Population (2026-01-01)
- • Total: 853
- • Density: 52.9/km^{2} (137/sq mi)
- Time zone: UTC+1 (CET)
- • Summer (DST): UTC+2 (CEST)
- Postal codes: 294 25, 294 26
- Website: obec-katusice.cz

= Katusice =

Katusice is a municipality and village in Mladá Boleslav District in the Central Bohemian Region of the Czech Republic. It has about 900 inhabitants.

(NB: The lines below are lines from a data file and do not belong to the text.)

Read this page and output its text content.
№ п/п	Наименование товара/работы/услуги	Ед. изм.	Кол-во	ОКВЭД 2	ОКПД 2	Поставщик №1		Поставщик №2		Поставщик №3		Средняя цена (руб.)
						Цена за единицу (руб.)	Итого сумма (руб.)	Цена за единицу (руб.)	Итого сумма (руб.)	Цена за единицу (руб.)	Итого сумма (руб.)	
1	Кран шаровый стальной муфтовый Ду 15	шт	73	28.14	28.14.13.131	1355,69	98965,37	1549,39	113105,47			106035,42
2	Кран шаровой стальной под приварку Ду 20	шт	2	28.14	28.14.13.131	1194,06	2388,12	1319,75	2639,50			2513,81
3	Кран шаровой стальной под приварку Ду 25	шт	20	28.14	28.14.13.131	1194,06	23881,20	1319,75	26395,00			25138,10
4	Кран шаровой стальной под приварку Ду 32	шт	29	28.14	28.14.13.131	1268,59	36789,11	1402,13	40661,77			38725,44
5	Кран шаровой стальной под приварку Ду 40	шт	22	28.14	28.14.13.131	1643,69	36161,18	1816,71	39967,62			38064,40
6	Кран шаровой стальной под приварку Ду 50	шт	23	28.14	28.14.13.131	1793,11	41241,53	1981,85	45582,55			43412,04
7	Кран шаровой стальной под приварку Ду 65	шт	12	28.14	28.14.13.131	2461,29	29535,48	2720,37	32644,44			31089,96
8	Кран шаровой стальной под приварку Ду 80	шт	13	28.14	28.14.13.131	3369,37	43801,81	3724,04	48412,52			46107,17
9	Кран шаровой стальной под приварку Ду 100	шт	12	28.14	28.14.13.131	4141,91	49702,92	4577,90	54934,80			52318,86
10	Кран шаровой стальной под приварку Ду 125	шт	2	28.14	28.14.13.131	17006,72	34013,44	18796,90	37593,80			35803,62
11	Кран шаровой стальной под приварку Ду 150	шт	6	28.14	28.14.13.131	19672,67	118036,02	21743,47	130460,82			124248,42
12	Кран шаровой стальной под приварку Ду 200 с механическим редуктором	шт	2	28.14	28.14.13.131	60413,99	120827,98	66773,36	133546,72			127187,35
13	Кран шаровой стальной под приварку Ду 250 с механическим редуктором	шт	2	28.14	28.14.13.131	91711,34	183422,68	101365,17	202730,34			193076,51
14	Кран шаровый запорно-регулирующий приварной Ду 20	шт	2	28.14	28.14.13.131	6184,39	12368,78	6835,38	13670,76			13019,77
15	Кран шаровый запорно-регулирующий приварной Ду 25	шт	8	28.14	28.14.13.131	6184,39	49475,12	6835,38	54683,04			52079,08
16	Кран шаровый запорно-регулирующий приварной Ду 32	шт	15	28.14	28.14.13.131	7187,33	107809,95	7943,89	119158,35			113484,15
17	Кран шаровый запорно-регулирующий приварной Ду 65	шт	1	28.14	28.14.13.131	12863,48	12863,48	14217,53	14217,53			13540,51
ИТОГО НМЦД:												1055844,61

==Administrative division==
Katusice consists of five municipal parts (in brackets population according to the 2021 census):

- Katusice (639)
- Doubravice (19)
- Spikaly (77)
- Trnová (43)
- Valovice (50)

Doubravice and Trnová form an exclave of the municipal territory.

==Etymology==
The name is derived from the personal name Katous, meaning "the village of Katous' people".

==Geography==
Katusice is located about 10 km west of Mladá Boleslav and 41 km northeast of Prague. It lies in the Jizera Table. The highest point is the hill Bezvel at 340 m above sea level.

==History==
The first written mention of Katusice is from 1352, when the local church was documented.

==Transport==
Katusice is located on the railway line Mělník–Mladějov, but in the off season it is only in operation on weekends.

==Sights==
The main landmark of Katusice is the Church of the Assumption of the Virgin Mary. It is a neo-Gothic church with a Gothic-Renaissance core. It was built in 1853–1857.